Reuters also reported that India is engaging with cryptocurrency exchanges to evaluate the evolving trading landscape, including new crypto products. A senior tax official noted that crypto derivatives are currently not subjected to taxation and require further examination, adding that the government will proceed cautiously on such “sensitive transactions.”
Key facts at a glance
Enforcement and compliance metrics
Market impact and why this matters
The current posture from the RBI and tax authorities shapes how crypto businesses operate in India even without a single comprehensive crypto law. The RBI’s preference to restrict bank and institutional exposure contributes to a near halt in transactions between the formal financial system and cryptocurrencies, as described in the Reuters reporting. For exchanges and market participants, this increases reliance on compliance reporting, information sharing, and scrutiny from tax and intelligence agencies.

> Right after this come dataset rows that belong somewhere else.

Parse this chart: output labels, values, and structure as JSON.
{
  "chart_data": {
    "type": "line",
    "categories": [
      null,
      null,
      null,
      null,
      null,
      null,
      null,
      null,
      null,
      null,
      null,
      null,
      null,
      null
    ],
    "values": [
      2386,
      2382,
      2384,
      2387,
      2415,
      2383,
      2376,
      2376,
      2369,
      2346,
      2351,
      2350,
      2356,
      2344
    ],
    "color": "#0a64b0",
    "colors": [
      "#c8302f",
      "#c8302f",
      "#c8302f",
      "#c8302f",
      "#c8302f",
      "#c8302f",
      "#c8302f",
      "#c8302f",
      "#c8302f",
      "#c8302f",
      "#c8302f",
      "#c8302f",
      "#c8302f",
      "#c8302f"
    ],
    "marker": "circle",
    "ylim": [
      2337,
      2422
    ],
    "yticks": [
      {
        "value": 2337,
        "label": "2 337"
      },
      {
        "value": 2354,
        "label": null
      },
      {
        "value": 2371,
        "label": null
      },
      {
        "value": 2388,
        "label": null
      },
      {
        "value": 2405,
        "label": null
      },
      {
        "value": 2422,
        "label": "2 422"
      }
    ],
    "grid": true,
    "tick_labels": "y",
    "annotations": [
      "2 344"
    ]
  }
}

For retail investors, the practical implication is that trading may remain possible through registered exchanges, but with heavy taxation, tighter surveillance, and higher enforcement risk if disclosures are incomplete. For policymakers, the data gap between TDS coverage and income disclosures, and the focus on offshore and decentralised channels, underscores the enforcement challenges that will likely drive future decisions.
Conclusion
India’s digital asset policy remains a work in progress, but the direction signalled in internal documents and parliamentary discussions is toward containment and tighter restrictions rather than broad-based regulation. The RBI continues to frame prohibition as a viable policy option and wants the banking system insulated from crypto and privately issued stablecoins. Tax authorities, meanwhile, are focused on offshore monitoring gaps, reporting compliance, and enforcement against non-disclosure.
The next milestones will come from the parliamentary committee’s report and any clarifications around new products such as derivatives, alongside implementation and enforcement of reporting requirements under the Income-Tax Rules, 2026 from January 1.